Additionally, once nvargus-daemon enters this state it appears that it is often broken until it is restarted. We’ve observed two typical behaviors:

  1. nvargus-daemon crashes with a SIGSEGV.
  2. nvargus-daemon errors out on new GStreamer nvarguscamerasrc connections until it is restarted. Notably restarting nvargus-daemon without restarting the device will cause the video to recover, leading us to believe the issue lies solely within nvargus-daemon recovery routines. We can test the failed recovery by running GStreamer via command line and seeing the failure.

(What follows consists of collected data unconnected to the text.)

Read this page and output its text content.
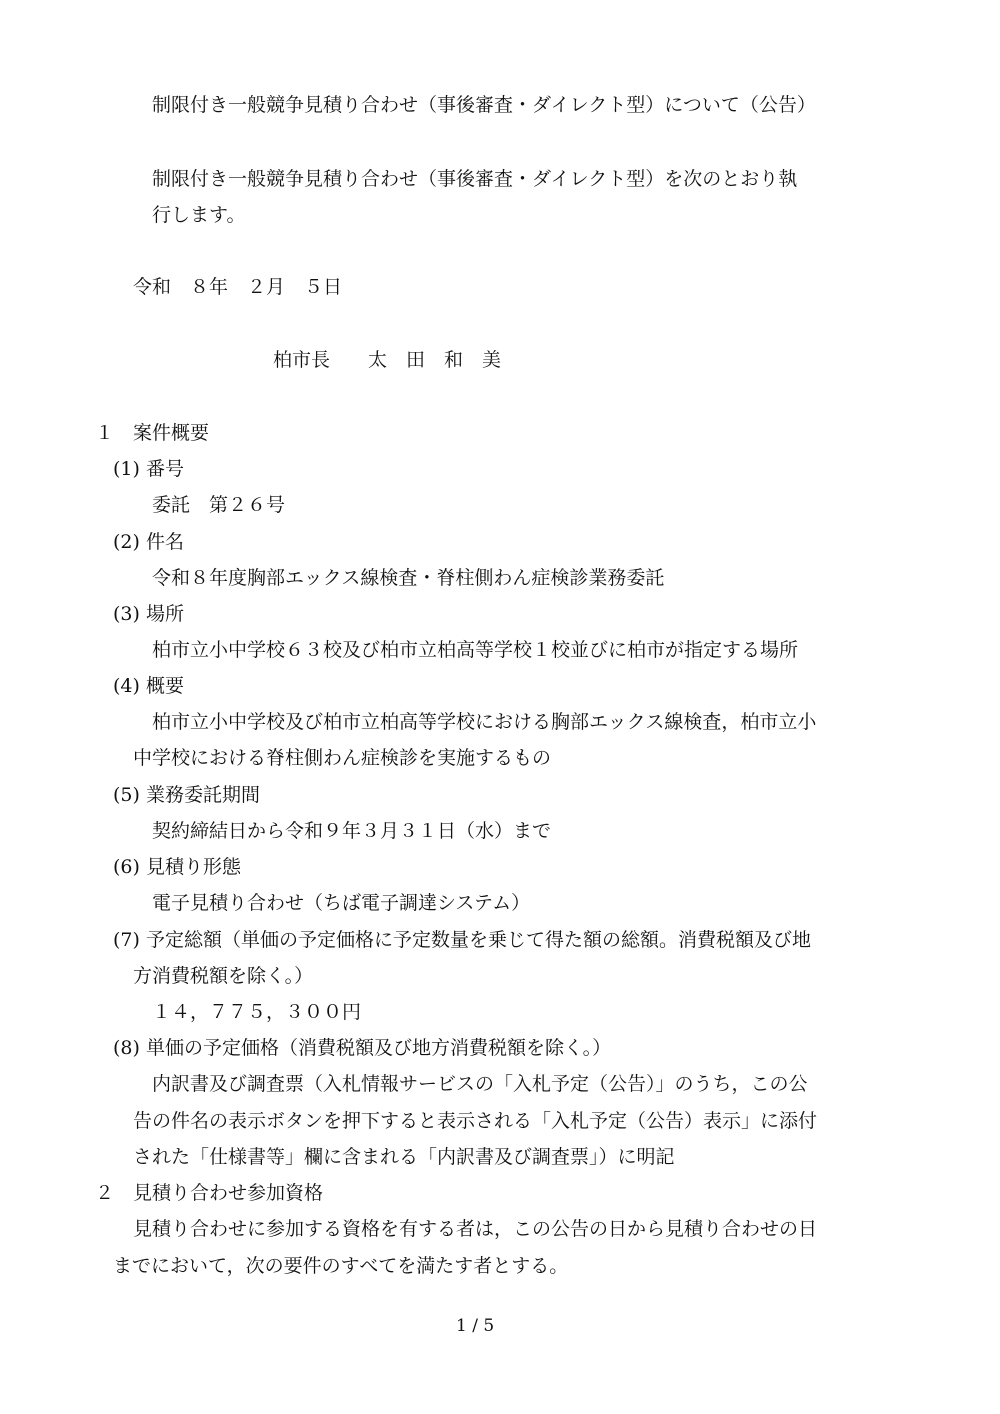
制限付き一般競争見積り合わせ（事後審査・ダイレクト型）について（公告）
制限付き一般競争見積り合わせ（事後審査・ダイレクト型）を次のとおり執
行します。
令和　８年　２月　５日
柏市長　　太　田　和　美
１　案件概要
(1) 番号
委託　第２６号
(2) 件名
令和８年度胸部エックス線検査・脊柱側わん症検診業務委託
(3) 場所
柏市立小中学校６３校及び柏市立柏高等学校１校並びに柏市が指定する場所
(4) 概要
柏市立小中学校及び柏市立柏高等学校における胸部エックス線検査，柏市立小
中学校における脊柱側わん症検診を実施するもの
(5) 業務委託期間
契約締結日から令和９年３月３１日（水）まで
(6) 見積り形態
電子見積り合わせ（ちば電子調達システム）
(7) 予定総額（単価の予定価格に予定数量を乗じて得た額の総額。消費税額及び地
方消費税額を除く。）
１４，７７５，３００円
(8) 単価の予定価格（消費税額及び地方消費税額を除く。）
内訳書及び調査票（入札情報サービスの「入札予定（公告）」のうち，この公
告の件名の表示ボタンを押下すると表示される「入札予定（公告）表示」に添付
された「仕様書等」欄に含まれる「内訳書及び調査票」）に明記
２　見積り合わせ参加資格
見積り合わせに参加する資格を有する者は，この公告の日から見積り合わせの日
までにおいて，次の要件のすべてを満たす者とする。
1 / 5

Here’s an example of the error we see while trying to reattach without restarting nvargus-daemon:

system:~# gst-launch-1.0 nvarguscamerasrc ! ‘video/x-raw(memory:NVMM), width=(int)3840, height=(int)2160, format=(string)NV12, framerate=(fraction)24/1’ ! omxh264enc control-rate=2 bitrate=30000000 iframeinterval=6 ! ‘video/x-h264, stream-format=(string)byte-stream’ ! h264parse ! matroskamux ! filesink location=/home/default/test1.mkv
Setting pipeline to PAUSED …
Pipeline is live and does not need PREROLL …
Setting pipeline to PLAYING …
New clock: GstSystemClock
Framerate set to : 24 at NvxVideoEncoderSetParameterNvMMLiteOpen : Block : BlockType = 4
===== NVMEDIA: NVENC =====
NvMMLiteBlockCreate : Block : BlockType = 4
Error generated. /dvs/git/dirty/git-master_linux/multimedia/nvgstreamer/gst-nvarguscamera/gstnvarguscamerasrc.cpp, execute:568 Failed to create CaptureSession
H264: Profile = 66, Level = 40
Got EOS from element “pipeline0”.
Execution ended after 0:00:00.061002761
Setting pipeline to PAUSED …
Setting pipeline to READY …
Setting pipeline to NULL …
Freeing pipeline …
system:~#

Restarting nvargus-daemon, waiting 15 seconds, and then issuing the command above again results in successfully video recording.

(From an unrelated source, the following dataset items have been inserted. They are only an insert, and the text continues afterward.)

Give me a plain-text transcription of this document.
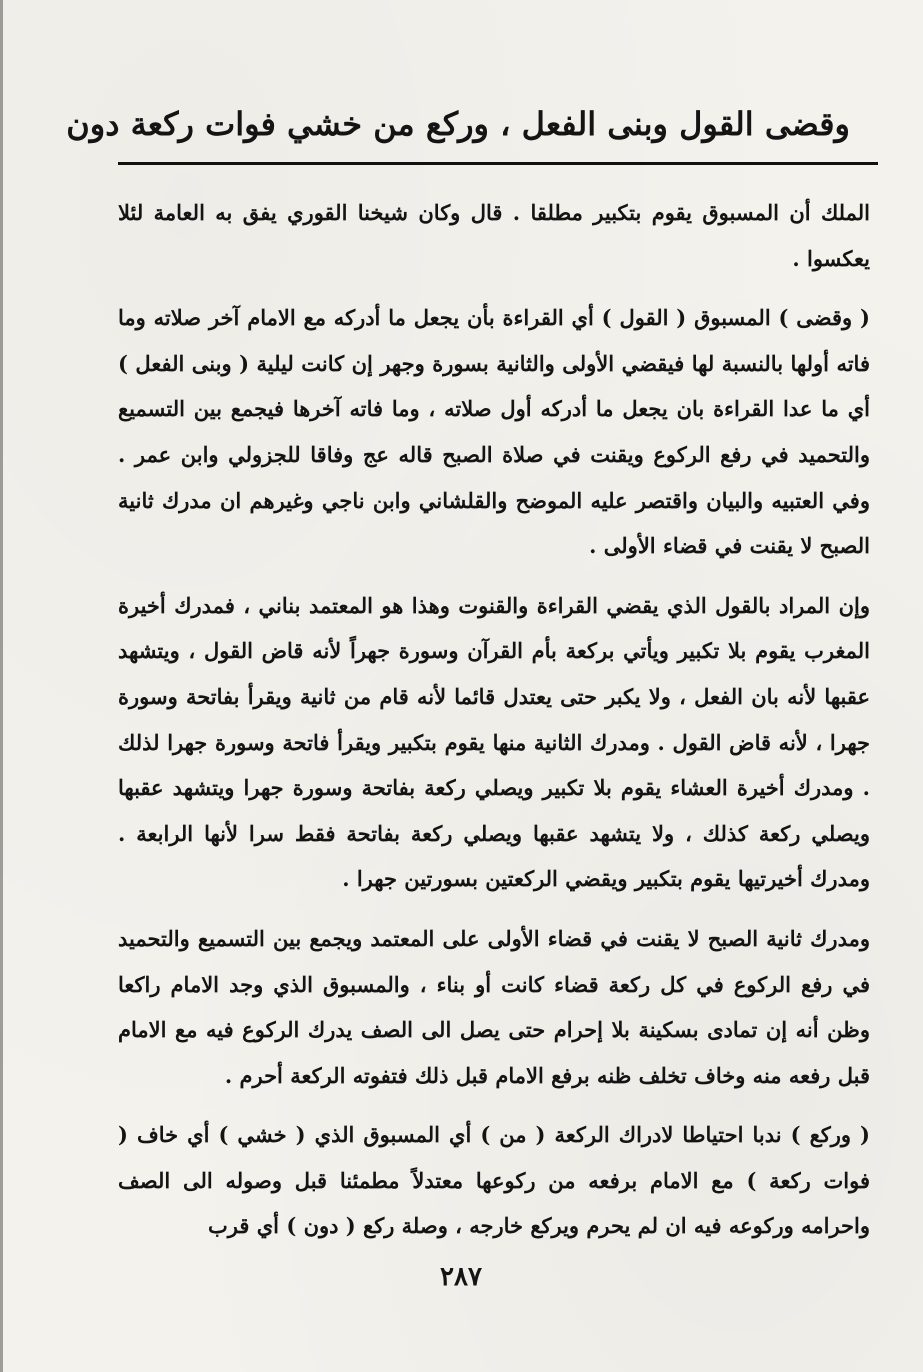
وقضى القول وبنى الفعل ، وركع من خشي فوات ركعة دون

الملك أن المسبوق يقوم بتكبير مطلقا . قال وكان شيخنا القوري يفق به العامة لئلا يعكسوا .

( وقضى ) المسبوق ( القول ) أي القراءة بأن يجعل ما أدركه مع الامام آخر صلاته وما فاته أولها بالنسبة لها فيقضي الأولى والثانية بسورة وجهر إن كانت ليلية ( وبنى الفعل ) أي ما عدا القراءة بان يجعل ما أدركه أول صلاته ، وما فاته آخرها فيجمع بين التسميع والتحميد في رفع الركوع ويقنت في صلاة الصبح قاله عج وفاقا للجزولي وابن عمر . وفي العتبيه والبيان واقتصر عليه الموضح والقلشاني وابن ناجي وغيرهم ان مدرك ثانية الصبح لا يقنت في قضاء الأولى .

وإن المراد بالقول الذي يقضي القراءة والقنوت وهذا هو المعتمد بناني ، فمدرك أخيرة المغرب يقوم بلا تكبير ويأتي بركعة بأم القرآن وسورة جهراً لأنه قاض القول ، ويتشهد عقبها لأنه بان الفعل ، ولا يكبر حتى يعتدل قائما لأنه قام من ثانية ويقرأ بفاتحة وسورة جهرا ، لأنه قاض القول . ومدرك الثانية منها يقوم بتكبير ويقرأ فاتحة وسورة جهرا لذلك . ومدرك أخيرة العشاء يقوم بلا تكبير ويصلي ركعة بفاتحة وسورة جهرا ويتشهد عقبها ويصلي ركعة كذلك ، ولا يتشهد عقبها ويصلي ركعة بفاتحة فقط سرا لأنها الرابعة . ومدرك أخيرتيها يقوم بتكبير ويقضي الركعتين بسورتين جهرا .

ومدرك ثانية الصبح لا يقنت في قضاء الأولى على المعتمد ويجمع بين التسميع والتحميد في رفع الركوع في كل ركعة قضاء كانت أو بناء ، والمسبوق الذي وجد الامام راكعا وظن أنه إن تمادى بسكينة بلا إحرام حتى يصل الى الصف يدرك الركوع فيه مع الامام قبل رفعه منه وخاف تخلف ظنه برفع الامام قبل ذلك فتفوته الركعة أحرم .

( وركع ) ندبا احتياطا لادراك الركعة ( من ) أي المسبوق الذي ( خشي ) أي خاف ( فوات ركعة ) مع الامام برفعه من ركوعها معتدلاً مطمئنا قبل وصوله الى الصف واحرامه وركوعه فيه ان لم يحرم ويركع خارجه ، وصلة ركع ( دون ) أي قرب

٢٨٧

We’ve observed several other forum threads regarding nvargus-daemon recovery issues, with most recommending a restart of nvargus-daemon as the solution. For example:

Unfortunately, our customer is quite displeased with this recovery approach due to its lack of stability and loss of recording time.

So, we have two questions:

  1. We’ve reviewed the release notes from 32.4.2 onwards (https://developer.nvidia.com/embedded/jetson-linux-archive), and fix 200661319 from 32.5 seems like it may be related to the issues we’ve observed above. Can NVIDIA provide more details around what was fixed here? It looks like the discussion thread was here: GStreamer lockup with H.264 encoder from nvarguscamerasrc
  2. Have there been any other fixes matching this description that we have overlooked?

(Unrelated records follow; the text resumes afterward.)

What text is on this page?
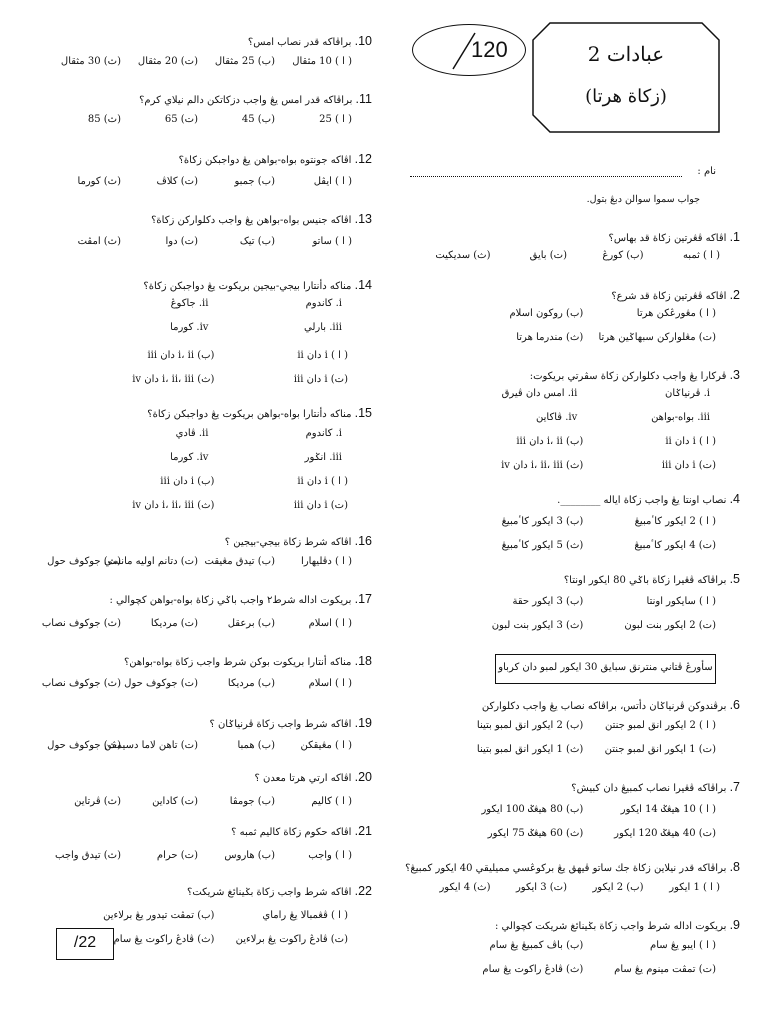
عبادات 2
(زكاة هرتا)
120
نام :
جواب سموا سوالن دبڠ بتول.
1. اڤاكه ڤڠرتين زكاة قد بهاس؟
( ا ) ثمبه
(ب) كورڠ
(ت) بايق
(ث) سديكيت
2. اڤاكه ڤڠرتين زكاة قد شرع؟
( ا ) مڠورڠكن هرتا
(ب) روكون اسلام
(ت) مڠلواركن سبهاݢين هرتا
(ث) مندرما هرتا
3. ڤركارا يڠ واجب دكلواركن زكاة سڤرتي بريکوت:
i. ڤرنياݢان
ii. امس دان ڤيرق
iii. بواه-بواهن
iv. ڤاكاين
( ا ) i دان ii
(ب) i، ii دان iii
(ت) i دان iii
(ث) i، ii، iii دان iv
4. نصاب اونتا يڠ واجب زكاة اياله ________.
( ا ) 2 ايكور كاٴمبيڠ
(ب) 3 ايكور كاٴمبيڠ
(ت) 4 ايكور كاٴمبيڠ
(ث) 5 ايكور كاٴمبيڠ
5. براڤاكه ڤڠيرا زكاة باݢي 80 ايكور اونتا؟
( ا ) سايكور اونتا
(ب) 3 ايكور حقة
(ت) 2 ايكور بنت لبون
(ث) 3 ايكور بنت لبون
6. برڤندوكن ڤرنياݢان دأتس، براڤاكه نصاب يڠ واجب دكلواركن
( ا ) 2 ايكور انق لمبو جنتن
(ب) 2 ايكور انق لمبو بتينا
(ت) 1 ايكور انق لمبو جنتن
(ث) 1 ايكور انق لمبو بتينا
7. براڤاكه ڤڠيرا نصاب كمبيڠ دان كبيش؟
( ا ) 10 هيڠݢ 14 ايكور
(ب) 80 هيڠݢ 100 ايكور
(ت) 40 هيڠݢ 120 ايكور
(ث) 60 هيڠݢ 75 ايكور
8. براڤاكه قدر نيلاين زكاة جك ساتو ڤيهق يڠ برکوڠسي مميليقي 40 ايكور كمبيڠ؟
( ا ) 1 ايكور
(ب) 2 ايكور
(ت) 3 ايكور
(ث) 4 ايكور
9. بريکوت اداله شرط واجب زكاة بݢينائغ شريکت كچوالي :
( ا ) ايبو يڠ سام
(ب) باڤ كمبيڠ يڠ سام
(ت) تمڤت مينوم يڠ سام
(ث) ڤادڠ راكوت يڠ سام
سأورڠ ڤتاني منترنق سبايق 30 ايكور لمبو دان كرباو
10. براڤاكه قدر نصاب امس؟
( ا ) 10 مثقال
(ب) 25 مثقال
(ت) 20 مثقال
(ث) 30 مثقال
11. براڤاكه قدر امس يڠ واجب دزكاتكن دالم نيلاي كرم؟
( ا ) 25
(ب) 45
(ت) 65
(ث) 85
12. اڤاكه جونتوه بواه-بواهن يڠ دواجبكن زكاة؟
( ا ) ايڤل
(ب) جمبو
(ت) كلاڤ
(ث) كورما
13. اڤاكه جنيس بواه-بواهن يڠ واجب دكلواركن زكاة؟
( ا ) ساتو
(ب) تيک
(ت) دوا
(ث) امڤت
14. مناكه دأنتارا بيجي-بيجين بريکوت يڠ دواجبكن زكاة؟
i. كاندوم
ii. جاكوڠ
iii. بارلي
iv. كورما
( ا ) i دان ii
(ب) i، ii دان iii
(ت) i دان iii
(ث) i، ii، iii دان iv
15. مناكه دأنتارا بواه-بواهن بريکوت يڠ دواجبكن زكاة؟
i. كاندوم
ii. ڤادي
iii. انݢور
iv. كورما
( ا ) i دان ii
(ب) i دان iii
(ت) i دان iii
(ث) i، ii، iii دان iv
16. اڤاكه شرط زكاة بيجي-بيجين ؟
( ا ) دڤليهارا
(ب) تيدق مڠيقت
(ت) دتانم اوليه مانسي
(ث) جوكوف حول
17. بريکوت اداله شرط٢ واجب باݢي زكاة بواه-بواهن كچوالي :
( ا ) اسلام
(ب) برعقل
(ت) مرديكا
(ث) جوكوف نصاب
18. مناكه أنتارا بريکوت بوكن شرط واجب زكاة بواه-بواهن؟
( ا ) اسلام
(ب) مرديكا
(ت) جوكوف حول
(ث) جوكوف نصاب
19. اڤاكه شرط واجب زكاة ڤرنياݢان ؟
( ا ) مڠيقكن
(ب) همبا
(ت) تاهن لاما دسيمڤن
(ث) جوكوف حول
20. اڤاكه ارتي هرتا معدن ؟
( ا ) كاليم
(ب) جومڤا
(ت) كاداين
(ث) ڤرتاين
21. اڤاكه حكوم زكاة كاليم ثمبه ؟
( ا ) واجب
(ب) هاروس
(ت) حرام
(ث) تيدق واجب
22. اڤاكه شرط واجب زكاة بݢينائغ شريکت؟
( ا ) ڤڠمبالا يڠ راماي
(ب) تمڤت تيدور يڠ برلاءين
(ت) ڤادڠ راكوت يڠ برلاءين
(ث) ڤادڠ راكوت يڠ سام
/22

this is very old release version. please moving to JetPack 4.6.4/ L4T 32.7.4 for verification if that’s possible.

BTW,
please see-also… JetPack 4 Reaches End of Life

Noted.
Are you able to provide any further detail on the bugfix 200661319?

it’s sync issue with g_queue,
there’s fix of adding error checks in queue operations making it thread-safe.

1 Like

This topic was automatically closed 14 days after the last reply. New replies are no longer allowed.